Dasar KUHP Baru: Pasal 70 Ayat (1), Pasal 75, dan Pasal 76
Pertimbangan Majelis Hakim merujuk pada Pasal 70 ayat (1) KUHP baru, yang menegaskan bahwa pidana penjara sedapat mungkin tidak dijatuhkan terhadap pelaku yang baru pertama kali melakukan tindak pidana. Atas dasar itu, Majelis Hakim memilih pidana pengawasan sebagaimana diatur dalam Pasal 75 dan Pasal 76 KUHP baru, yang menekankan pembinaan, pengawasan perilaku, serta pencegahan pengulangan tindak pidana.
Duduk Perkara: Dakwaan UU ITE dan Kutipan Unggahan
Sebelumnya, Penuntut Umum Kejaksaan Negeri Jakarta Selatan mendakwa Laras Faizati melanggar Undang-Undang ITE terkait dugaan penghasutan dalam aksi demonstrasi, yaitu melalui unggahan tulisan yang diduga mendorong peserta demonstrasi.
“When your office is right next to the National Police Headquartes.
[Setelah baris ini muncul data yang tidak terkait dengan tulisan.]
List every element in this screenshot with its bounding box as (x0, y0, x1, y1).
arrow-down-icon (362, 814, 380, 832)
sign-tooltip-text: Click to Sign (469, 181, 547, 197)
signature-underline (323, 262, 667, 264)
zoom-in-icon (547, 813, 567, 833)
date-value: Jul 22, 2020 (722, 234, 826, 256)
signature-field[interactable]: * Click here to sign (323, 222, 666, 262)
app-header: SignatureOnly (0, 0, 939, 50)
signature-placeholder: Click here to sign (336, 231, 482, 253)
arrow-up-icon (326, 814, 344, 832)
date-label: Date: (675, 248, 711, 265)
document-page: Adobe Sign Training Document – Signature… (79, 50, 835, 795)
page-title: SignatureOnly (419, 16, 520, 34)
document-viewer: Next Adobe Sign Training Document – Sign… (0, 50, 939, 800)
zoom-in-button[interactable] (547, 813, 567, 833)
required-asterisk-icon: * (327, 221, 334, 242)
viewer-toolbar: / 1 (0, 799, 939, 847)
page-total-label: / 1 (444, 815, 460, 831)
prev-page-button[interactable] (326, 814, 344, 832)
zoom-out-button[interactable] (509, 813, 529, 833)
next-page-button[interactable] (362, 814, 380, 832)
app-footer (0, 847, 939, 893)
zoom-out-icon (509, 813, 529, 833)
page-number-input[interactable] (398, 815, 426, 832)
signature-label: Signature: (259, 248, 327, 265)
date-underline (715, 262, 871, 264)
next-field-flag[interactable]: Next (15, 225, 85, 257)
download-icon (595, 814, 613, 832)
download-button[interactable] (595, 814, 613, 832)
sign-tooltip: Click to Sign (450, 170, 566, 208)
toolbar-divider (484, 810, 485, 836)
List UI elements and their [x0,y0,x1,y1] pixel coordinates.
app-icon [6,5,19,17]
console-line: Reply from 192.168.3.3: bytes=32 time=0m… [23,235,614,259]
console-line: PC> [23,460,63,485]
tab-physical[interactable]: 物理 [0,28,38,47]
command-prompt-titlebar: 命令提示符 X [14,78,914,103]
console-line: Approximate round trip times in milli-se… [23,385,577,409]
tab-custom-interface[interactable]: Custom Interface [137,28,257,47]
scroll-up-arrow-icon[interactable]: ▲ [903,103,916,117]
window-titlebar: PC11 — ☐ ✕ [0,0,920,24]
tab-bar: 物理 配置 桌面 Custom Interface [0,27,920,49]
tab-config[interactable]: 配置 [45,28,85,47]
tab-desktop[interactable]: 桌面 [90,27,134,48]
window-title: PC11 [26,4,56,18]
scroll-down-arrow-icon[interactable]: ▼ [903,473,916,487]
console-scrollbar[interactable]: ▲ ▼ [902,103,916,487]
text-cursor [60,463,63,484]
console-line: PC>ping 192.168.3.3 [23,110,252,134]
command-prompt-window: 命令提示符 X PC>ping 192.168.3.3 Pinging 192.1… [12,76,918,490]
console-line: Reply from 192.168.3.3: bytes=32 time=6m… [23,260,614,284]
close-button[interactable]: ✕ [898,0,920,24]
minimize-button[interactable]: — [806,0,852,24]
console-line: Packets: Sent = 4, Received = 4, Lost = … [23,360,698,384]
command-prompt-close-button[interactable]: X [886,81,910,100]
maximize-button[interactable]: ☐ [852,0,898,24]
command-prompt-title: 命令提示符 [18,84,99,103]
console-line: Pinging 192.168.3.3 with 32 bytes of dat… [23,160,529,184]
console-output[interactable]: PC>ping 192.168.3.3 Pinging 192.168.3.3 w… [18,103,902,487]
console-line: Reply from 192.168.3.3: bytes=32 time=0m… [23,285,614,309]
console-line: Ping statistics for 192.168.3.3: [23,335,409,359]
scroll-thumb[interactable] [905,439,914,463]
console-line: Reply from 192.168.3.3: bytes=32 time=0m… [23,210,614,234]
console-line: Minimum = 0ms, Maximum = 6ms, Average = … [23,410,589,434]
Please burn this building down and get them all yall I wish could help throw some stones but my mom wants me home. Sending strength to all the protesters !!”, demikian dikutip dalam laman SIPP PN Jakarta Selatan.
Upaya Hukum: Para Pihak Masih Pikir-Pikir Banding
Atas putusan tersebut, baik terdakwa melalui Penasihat Hukumnya maupun Penuntut Umum menyatakan masih pikir-pikir untuk mengajukan upaya hukum banding.
Putusan ini disebut sebagai salah satu contoh penerapan semangat KUHP nasional yang baru, yang menonjolkan pendekatan rehabilitatif, edukatif, dan restoratif dibandingkan pendekatan yang semata-mata represif.